Risotto is a popular ingredient in northern Italian cooking, and is particularly popular in the region of Lombardy. Risotto a la Milanesa is the dish that most typifies the cooking of Milan, Italy’s financial and economic center. This dish uses simple ingredients, including rice, butter, and chicken stock, and is often served runny or soft. It is traditionally paired with red wine.

Risotto alla Fiorentina

Risotto alla Fiorente is an exquisite rice dish. Though Italians don’t eat a lot of rice, the country produces the most. While Southern Italy is often called the bread basket of Europe, Northern Italy is the rice bowl. Rice is grown in vast paddies in the northern regions, and is cooked with broth and stock until it becomes velvety.

Risotto alla Milanesa

Traditionally, risotto alla Milanesa contains saffron, a spice that comes from the purple flower Crocus sativus. It has 3 red stigmas and is extremely rare. Saffron is also known as “Red Gold” because it requires as much land to grow as a football field. Before becoming a spice, saffron was used as a paint pigment, and it was only in the 18th century that risotto alla Milanesa was named a spice.

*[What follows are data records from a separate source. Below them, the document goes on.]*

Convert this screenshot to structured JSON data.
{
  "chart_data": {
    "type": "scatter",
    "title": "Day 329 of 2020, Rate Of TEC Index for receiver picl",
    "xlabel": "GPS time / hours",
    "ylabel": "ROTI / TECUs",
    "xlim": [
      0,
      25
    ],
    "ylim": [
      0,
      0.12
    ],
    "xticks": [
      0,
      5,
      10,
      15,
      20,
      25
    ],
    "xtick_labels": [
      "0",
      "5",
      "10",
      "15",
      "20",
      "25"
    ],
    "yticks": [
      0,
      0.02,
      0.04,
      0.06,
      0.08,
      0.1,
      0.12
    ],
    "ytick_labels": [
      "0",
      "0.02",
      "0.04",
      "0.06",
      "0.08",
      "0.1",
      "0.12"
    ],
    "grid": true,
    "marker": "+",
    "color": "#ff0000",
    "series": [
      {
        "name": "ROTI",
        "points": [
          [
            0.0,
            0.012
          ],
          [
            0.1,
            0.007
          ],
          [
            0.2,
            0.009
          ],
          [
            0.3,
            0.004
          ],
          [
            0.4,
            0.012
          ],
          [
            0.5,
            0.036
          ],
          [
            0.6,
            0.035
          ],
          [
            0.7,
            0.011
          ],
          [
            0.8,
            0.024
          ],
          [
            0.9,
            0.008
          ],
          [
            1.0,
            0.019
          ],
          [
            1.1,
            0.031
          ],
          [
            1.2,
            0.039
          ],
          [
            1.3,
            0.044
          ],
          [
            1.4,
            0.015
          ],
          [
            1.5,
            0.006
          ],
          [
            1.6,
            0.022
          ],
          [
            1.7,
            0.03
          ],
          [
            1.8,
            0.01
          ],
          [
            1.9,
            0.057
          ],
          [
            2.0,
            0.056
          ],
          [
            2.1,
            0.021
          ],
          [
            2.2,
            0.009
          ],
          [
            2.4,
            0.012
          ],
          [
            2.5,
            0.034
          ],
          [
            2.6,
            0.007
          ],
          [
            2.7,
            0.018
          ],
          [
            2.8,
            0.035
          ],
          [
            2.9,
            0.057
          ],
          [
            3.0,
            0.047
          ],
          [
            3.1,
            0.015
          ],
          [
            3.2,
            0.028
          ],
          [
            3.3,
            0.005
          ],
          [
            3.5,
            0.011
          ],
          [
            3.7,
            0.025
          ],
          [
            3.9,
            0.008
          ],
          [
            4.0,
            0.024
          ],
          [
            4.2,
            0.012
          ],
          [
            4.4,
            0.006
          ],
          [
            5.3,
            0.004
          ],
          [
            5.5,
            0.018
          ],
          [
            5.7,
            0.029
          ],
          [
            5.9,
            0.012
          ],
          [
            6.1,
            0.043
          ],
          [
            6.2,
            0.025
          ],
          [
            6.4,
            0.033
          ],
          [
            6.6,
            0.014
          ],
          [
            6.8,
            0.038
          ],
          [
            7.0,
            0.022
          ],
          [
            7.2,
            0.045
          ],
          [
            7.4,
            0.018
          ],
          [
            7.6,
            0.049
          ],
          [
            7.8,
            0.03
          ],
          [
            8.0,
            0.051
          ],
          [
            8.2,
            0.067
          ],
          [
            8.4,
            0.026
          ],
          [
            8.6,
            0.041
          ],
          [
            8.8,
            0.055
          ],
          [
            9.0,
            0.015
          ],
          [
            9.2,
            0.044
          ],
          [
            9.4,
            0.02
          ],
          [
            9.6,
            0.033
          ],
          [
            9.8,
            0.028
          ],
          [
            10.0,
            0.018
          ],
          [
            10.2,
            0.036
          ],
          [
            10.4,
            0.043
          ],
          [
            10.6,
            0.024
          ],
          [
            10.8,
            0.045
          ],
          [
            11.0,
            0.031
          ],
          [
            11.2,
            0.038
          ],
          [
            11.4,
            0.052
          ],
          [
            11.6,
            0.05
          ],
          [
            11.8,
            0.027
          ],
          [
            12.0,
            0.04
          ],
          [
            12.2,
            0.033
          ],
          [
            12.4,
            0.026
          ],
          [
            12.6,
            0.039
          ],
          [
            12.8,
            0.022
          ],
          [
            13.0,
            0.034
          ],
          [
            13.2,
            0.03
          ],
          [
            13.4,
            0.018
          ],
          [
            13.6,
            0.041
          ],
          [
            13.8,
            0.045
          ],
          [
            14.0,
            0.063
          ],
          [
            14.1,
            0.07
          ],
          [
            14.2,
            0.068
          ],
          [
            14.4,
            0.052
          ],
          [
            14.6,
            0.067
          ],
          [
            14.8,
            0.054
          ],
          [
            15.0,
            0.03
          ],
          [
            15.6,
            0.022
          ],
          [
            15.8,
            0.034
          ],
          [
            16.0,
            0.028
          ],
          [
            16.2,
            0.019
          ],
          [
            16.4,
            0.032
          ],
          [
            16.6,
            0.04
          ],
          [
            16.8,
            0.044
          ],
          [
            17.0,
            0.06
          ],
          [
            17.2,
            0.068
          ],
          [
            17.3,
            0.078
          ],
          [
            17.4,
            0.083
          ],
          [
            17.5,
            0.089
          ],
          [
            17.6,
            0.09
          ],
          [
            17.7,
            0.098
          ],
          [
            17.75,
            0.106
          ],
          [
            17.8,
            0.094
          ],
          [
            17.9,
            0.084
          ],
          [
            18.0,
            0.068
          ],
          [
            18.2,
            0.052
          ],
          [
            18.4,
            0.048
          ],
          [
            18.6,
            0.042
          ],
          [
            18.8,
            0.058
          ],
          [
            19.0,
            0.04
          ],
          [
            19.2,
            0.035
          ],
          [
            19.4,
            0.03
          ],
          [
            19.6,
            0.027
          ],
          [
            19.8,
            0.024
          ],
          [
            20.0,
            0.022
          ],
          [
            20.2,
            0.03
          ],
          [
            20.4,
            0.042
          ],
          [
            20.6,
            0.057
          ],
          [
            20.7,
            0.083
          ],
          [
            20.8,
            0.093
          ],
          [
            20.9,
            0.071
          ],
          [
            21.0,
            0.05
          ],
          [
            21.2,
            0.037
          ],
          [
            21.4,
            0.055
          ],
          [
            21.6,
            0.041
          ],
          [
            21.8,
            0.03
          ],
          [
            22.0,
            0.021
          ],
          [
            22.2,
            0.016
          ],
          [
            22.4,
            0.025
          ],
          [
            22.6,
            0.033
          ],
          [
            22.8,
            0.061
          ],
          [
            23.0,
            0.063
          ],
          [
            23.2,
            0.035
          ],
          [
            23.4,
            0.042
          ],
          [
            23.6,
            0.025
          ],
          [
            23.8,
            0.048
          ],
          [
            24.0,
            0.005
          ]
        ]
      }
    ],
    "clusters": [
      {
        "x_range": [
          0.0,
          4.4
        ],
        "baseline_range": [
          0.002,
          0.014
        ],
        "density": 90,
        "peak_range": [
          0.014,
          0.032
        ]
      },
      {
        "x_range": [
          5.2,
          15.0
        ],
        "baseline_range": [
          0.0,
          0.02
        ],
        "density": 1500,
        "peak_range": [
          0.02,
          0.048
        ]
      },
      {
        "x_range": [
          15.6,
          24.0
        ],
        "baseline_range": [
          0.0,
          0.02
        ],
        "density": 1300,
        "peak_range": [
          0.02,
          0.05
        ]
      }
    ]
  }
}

Strangozzi is a regional dish with roots in the 16th century. During his travels, the Danish King Frederik Barbarossa stopped off in the town of Pissignano, which lies on a plateau between Foligno and Spoleto, above the springs of Clitunno. He had a craving for a hearty dish and was greeted by the cook of Pissignano Castle. The Strangozzi changed the course of his plans for the area.


While tortelli have many names, they all share a similar Italian cooking tradition. Traditionally, they are filled with either meat or vegetables. The combination of the two plays a crucial role in the final product. The most popular filled tortelli are the Tortelli di zucca and tortelli di amaretti. Whether you like savory or sweet pasta, you can find recipes that suit your palate in this section.